One of the things we miss most at the moment is to be able to call in to one another, sit down, have a coffee and a nice chat. True, we are able to talk on the phone and see one another as we do so. Those of us with the technical know-how can even talk to and see several family members or friends at the same time on our computer or laptop. It's all a great advance in technology and a wonderful moment at a time of lockdown and self-isolation. But it isn't really the same as meeting our family and friends in person when we can give them a big hug and welcome them into the warmth of our home.
It set me thinking that in the days before television, telephones and all the modern gadgets we now enjoy, social contact was even more important to people. In Co Antrim, where I lived, the custom was to leave the back door on the latch so that neighbours could open it with a press of their thumb and drop in any time they liked.
Ours was a farming community and during the week some of our neighbours, mostly men, would come into the kitchen for a chat and a cup of tea.
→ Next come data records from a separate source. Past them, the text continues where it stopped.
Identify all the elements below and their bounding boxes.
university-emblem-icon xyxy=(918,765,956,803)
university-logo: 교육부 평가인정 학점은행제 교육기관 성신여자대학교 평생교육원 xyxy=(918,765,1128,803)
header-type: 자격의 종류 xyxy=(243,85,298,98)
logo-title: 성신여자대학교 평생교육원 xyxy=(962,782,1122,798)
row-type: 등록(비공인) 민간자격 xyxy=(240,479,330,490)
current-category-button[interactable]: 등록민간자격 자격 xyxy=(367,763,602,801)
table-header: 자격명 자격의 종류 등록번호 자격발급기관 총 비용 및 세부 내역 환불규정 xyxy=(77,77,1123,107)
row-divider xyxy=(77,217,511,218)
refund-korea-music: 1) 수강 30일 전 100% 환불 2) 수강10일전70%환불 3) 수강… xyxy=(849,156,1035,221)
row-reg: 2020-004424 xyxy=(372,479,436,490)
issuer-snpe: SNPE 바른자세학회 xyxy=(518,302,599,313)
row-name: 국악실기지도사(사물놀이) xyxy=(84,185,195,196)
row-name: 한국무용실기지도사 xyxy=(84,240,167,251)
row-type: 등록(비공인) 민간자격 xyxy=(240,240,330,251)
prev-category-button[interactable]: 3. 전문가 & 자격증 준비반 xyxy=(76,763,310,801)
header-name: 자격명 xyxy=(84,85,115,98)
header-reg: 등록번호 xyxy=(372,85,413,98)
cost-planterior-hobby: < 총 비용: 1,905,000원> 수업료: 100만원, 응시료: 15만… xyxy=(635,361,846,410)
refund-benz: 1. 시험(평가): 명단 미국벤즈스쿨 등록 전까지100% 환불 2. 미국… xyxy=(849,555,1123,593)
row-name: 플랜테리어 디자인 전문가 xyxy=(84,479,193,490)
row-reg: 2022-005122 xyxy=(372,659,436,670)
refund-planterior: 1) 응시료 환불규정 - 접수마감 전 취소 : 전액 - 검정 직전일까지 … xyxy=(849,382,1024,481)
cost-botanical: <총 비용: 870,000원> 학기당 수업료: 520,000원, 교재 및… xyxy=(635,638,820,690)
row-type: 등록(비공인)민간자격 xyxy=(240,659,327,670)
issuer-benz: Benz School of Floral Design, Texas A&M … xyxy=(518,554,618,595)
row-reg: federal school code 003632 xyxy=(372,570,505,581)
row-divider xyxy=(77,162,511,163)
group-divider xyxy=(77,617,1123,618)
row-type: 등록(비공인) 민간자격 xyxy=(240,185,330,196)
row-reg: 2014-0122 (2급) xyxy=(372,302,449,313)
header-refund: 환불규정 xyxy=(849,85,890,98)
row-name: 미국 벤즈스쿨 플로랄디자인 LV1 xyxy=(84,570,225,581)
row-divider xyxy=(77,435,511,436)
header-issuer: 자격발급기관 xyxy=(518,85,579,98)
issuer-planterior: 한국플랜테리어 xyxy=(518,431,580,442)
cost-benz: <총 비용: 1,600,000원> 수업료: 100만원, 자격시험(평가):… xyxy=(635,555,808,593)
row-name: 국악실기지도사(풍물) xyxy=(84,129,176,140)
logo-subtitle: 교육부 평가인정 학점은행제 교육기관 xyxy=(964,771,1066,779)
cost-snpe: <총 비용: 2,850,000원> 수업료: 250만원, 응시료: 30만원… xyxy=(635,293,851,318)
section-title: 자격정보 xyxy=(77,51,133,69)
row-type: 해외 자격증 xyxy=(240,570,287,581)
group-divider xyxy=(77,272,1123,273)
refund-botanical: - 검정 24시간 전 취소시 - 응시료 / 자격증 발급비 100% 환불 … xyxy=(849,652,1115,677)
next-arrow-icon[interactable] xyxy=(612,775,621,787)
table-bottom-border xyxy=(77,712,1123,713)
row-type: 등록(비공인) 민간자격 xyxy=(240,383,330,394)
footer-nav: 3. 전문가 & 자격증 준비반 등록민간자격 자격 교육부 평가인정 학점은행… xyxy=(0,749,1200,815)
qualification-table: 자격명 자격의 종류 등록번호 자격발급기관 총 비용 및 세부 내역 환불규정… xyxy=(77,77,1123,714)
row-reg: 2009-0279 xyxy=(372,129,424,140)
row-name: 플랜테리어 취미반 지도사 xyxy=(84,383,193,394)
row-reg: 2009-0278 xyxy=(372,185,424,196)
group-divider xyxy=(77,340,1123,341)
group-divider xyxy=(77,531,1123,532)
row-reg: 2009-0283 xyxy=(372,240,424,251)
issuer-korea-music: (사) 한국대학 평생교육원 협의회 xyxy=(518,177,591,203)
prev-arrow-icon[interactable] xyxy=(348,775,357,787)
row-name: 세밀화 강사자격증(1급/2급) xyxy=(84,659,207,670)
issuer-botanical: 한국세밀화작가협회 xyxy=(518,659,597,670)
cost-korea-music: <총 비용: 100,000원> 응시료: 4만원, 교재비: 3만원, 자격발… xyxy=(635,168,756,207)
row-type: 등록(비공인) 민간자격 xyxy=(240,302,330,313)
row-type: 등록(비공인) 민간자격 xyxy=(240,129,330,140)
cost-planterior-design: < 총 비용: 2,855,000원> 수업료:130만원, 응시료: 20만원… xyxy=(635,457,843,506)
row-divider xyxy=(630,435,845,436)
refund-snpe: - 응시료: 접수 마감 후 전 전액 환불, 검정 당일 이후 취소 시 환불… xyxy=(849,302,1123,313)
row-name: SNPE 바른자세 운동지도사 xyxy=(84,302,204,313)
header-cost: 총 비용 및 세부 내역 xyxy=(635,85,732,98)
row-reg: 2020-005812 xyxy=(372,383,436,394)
There was no coffee in those days.
There was no crime worth talking about either, so those who gathered around the stove would talk about the weather and the crops, hope spraying would prevent potato blight, pray for enough sunny days to ripen the corn, and wonder when the blue flowers would come upon the flax. They didn't call in every night of course, maybe once a week, for in the long, bright evenings of summer - the lull between sowing and saving - there were plenty of other things for the adults to do outdoors, plenty of hours in the day for young people like myself to get up to all kinds of mischief.
When harvest time came the talking was over - at least for a while - as it was the busiest time of the year and involved people of all ages. The grain crops had to be cut and the sheaves brought in for threshing, the potatoes dug and picked, the flax pulled and put in dams, the first stage in extracting the thread for linen. Then the dark nights of winter closed in around us and once a week the neighbours would call again as they had nothing else to do.
There was no television to watch, so on the nights when the neighbours weren't there, we played games like ludo and snakes and ladders, my mother might knit or read and my father might do a bit of carpentry in his workshed.
Exactly when my father and his friend and neighbour William Rodgers decided to build a cart to while away the winter, I don't know. I'm sure they talked a lot about it beforehand, but I doubt if they realised just how big an undertaking it was going to be, for it wasn't a go-cart they had in mind.
During the summer my friends and I enjoyed the days when William's horse Kate pulled the hay stacks in from the fields, the hay as my Uncle Arthur wrote in a schoolboy poem, ''webbing from bough to bough'' as we moved between the hedges of the lane.
At the end of the day Kate would be released from her harness and two or three of us would be helped up on to her back to ride her as far as the stable.
The cart used for drawing the hay was low and sloping and tipped up to enable the stacks of hay to slide on and off. The cart my father and William decided to make was a high-sided one with iron-rimmed wheels, a big lumbering affair that carried anything from turf to turnips.
The old one had fallen apart and construction of the new one began in a shed in William's inner yard.
My father was good at woodwork and he was helped by William's son Jack who was serving his time as a carpenter. William brought other talents to bear and taking their measurements from the old cart, there were endless calculations, sawing and bolting of wood. For the metal parts on the shafts they had to enlist the help of a blacksmith. I don't know who he was but would like to think he was from the forge in the nearby town of Ballymena. A big friendly man called Campbell, he could neither hear nor speak but had a smile that made up for both and a skill in shoeing Kate that never ceased to amazed us.
The blacksmith also made the iron rims or hoops for the wheels, but the assembly of the wheels themselves was another matter entirely. They needed a wheelwright for that, a man who could make and fit the spokes and all the other tricky parts. When that was done, a fire was lit in the yard and the rims laid on it until they had expanded enough to fit on to the wheels. They were then cooled with water so they would contract and hold all the wooden parts together. Tricky as I say, but then it was all tricky work for men who knew nothing about making a cart.
Having said that, they somehow managed to do it and when it was finished they painted it the traditional colours - the sides dark blue, the wheels and other parts a sort of orange. And there they had it. A winter's work and a brand new cart for Kate. Come spring she would pull the plough and draw the cart and life on the farm would begin as it always had done.
But before Kate could be backed between the shafts and harnessed up to her new cart, something else arrived on the farming scene. In fact, one of them arrived in the yard. Kate was brown, but because of its colour and size the new arrival was known as The Little Grey.
Described as the creation of the visionary Irish engineer Harry Ferguson, it was a tractor that suited small farmers like William down to the ground. He decided to buy one and now there was a new horse-power - the little grey mare, as we called it - to do all the ploughing and pulling.
Kate was put out to grass, the cart was left in the shed, and the men who gathered in our house had something else to talk about.
William's son Alfie has preserved the cart, treating the wood and repainting it as required, a reminder of the vision and hard work of the two men who built it - and of the changing times.